AMD GPU testbeds

COSMA contains multiple AMD GPU systems to allow code development, porting and performance benchmarking.

Specifications

MI100 (SHAREing)

Nodes	GPU	GPU Count	RAM per node	CPU(s)
1	AMD MI100	1 per node	1TB	2x AMD EPYC 7713 64-Core

Benchmarks:

Memory bandwidth (BabelStream): 947 GB/s
array_size: 134217728
iterations: 100
precision: FP64

MI210 (SHAREing)

Nodes	GPU	GPU Count	RAM per node	CPU(s)
2	AMD MI210	2 per node	1TB	2x AMD EPYC 7513 32-Core

Benchmarks:

Memory bandwidth (BabelStream): 1250 GB/s
array_size: 134217728
iterations: 100
precision: FP64

MI300X (SHAREing)

Nodes	GPU	GPU Count	RAM per node	CPU(s)
1	AMD MI300X	8 per node	512GB	2x Intel Xeon Platinum 8468 48-Core

Benchmarks:

Memory bandwidth (BabelStream): 4036 GB/s
array_size: 134217728
iterations: 100
precision: FP64

MI300A (SHAREing)

Nodes	APU	RAM per node
1	4x AMD MI300A (24 CPU cores)	512GB

Benchmarks:

Memory bandwidth (BabelStream): 3648 GB/s
array_size: 134217728
iterations: 100
precision: FP64

Usage

If you do not already have an account on COSMA, please follow the instructions here, then request to join the project: do018.

MI100 node is accessible through the cosma8-shm2 queue.

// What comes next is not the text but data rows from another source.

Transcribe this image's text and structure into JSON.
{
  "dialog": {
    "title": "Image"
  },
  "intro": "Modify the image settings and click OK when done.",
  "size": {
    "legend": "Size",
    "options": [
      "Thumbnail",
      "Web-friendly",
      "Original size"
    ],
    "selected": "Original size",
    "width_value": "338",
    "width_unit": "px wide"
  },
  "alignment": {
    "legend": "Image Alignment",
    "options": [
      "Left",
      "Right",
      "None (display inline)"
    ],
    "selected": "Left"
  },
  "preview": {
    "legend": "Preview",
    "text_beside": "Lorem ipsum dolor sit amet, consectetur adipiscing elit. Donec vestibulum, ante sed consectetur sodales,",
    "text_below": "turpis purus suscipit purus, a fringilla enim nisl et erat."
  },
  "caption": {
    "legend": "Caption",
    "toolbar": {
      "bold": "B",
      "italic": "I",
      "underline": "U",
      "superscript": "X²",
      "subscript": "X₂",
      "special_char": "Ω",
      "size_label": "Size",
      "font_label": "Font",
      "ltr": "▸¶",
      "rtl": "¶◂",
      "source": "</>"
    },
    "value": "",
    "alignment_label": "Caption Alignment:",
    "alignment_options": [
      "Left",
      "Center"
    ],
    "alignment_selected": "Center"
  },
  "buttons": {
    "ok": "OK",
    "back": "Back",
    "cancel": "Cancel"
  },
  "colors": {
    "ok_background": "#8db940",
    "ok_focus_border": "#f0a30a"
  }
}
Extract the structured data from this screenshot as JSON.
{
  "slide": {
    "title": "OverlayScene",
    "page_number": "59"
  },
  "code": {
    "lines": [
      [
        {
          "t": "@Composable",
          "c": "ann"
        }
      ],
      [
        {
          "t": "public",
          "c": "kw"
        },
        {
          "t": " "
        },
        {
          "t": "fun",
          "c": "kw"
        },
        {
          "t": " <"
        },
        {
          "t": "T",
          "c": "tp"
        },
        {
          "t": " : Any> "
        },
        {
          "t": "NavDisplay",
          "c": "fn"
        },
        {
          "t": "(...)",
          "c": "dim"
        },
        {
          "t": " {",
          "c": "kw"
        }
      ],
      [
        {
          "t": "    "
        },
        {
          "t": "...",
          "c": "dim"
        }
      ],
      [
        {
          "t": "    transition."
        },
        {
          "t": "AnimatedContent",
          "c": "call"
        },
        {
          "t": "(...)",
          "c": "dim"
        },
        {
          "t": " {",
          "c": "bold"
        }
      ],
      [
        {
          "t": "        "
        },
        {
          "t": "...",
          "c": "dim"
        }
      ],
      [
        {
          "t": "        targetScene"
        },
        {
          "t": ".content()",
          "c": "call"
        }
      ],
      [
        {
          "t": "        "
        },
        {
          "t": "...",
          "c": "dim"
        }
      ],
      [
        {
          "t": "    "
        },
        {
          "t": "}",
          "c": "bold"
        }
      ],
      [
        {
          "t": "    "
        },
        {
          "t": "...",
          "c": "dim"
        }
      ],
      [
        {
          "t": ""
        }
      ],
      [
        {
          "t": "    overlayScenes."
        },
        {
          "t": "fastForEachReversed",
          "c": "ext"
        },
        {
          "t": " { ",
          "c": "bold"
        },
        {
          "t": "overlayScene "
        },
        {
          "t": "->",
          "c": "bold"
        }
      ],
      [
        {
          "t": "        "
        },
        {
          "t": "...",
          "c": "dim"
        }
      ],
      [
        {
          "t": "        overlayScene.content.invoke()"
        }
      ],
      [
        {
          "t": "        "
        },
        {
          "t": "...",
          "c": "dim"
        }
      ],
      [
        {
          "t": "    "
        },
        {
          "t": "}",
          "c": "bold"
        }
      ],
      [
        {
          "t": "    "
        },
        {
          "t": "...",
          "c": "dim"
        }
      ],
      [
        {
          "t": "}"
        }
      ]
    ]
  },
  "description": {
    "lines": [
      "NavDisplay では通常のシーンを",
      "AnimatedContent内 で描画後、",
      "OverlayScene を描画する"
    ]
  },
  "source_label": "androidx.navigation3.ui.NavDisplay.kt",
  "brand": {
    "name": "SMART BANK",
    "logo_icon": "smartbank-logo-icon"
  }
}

Use --nodelist=ga004 to ensure allocation to the MI100 node.
MI210 nodes are accessible through the cosma8-shm2 queue. Use --exclude=ga004 to ensure allocation to the MI210 nodes.
MI300X node is accessible through the mi300x queue.
MI300A node is accessible through direct ssh. From a login node, use ssh ga008.

Notes

The AMD ROCm software stack is installed. ROCm 6.3.0 is available at /opt/rocm-6.3.0/bin/hipcc (2024)

ROCm 7.2.0 is also available (May 2026).

The latest version installed can be found under /opt/ - please check here.

ROCm is installed on the login8a login node, though this does not contain a GPU. This should facilitate compilation of codes where Internet access is requried.

CUDA code must be converted to HIP using the hipify script provided with ROCm.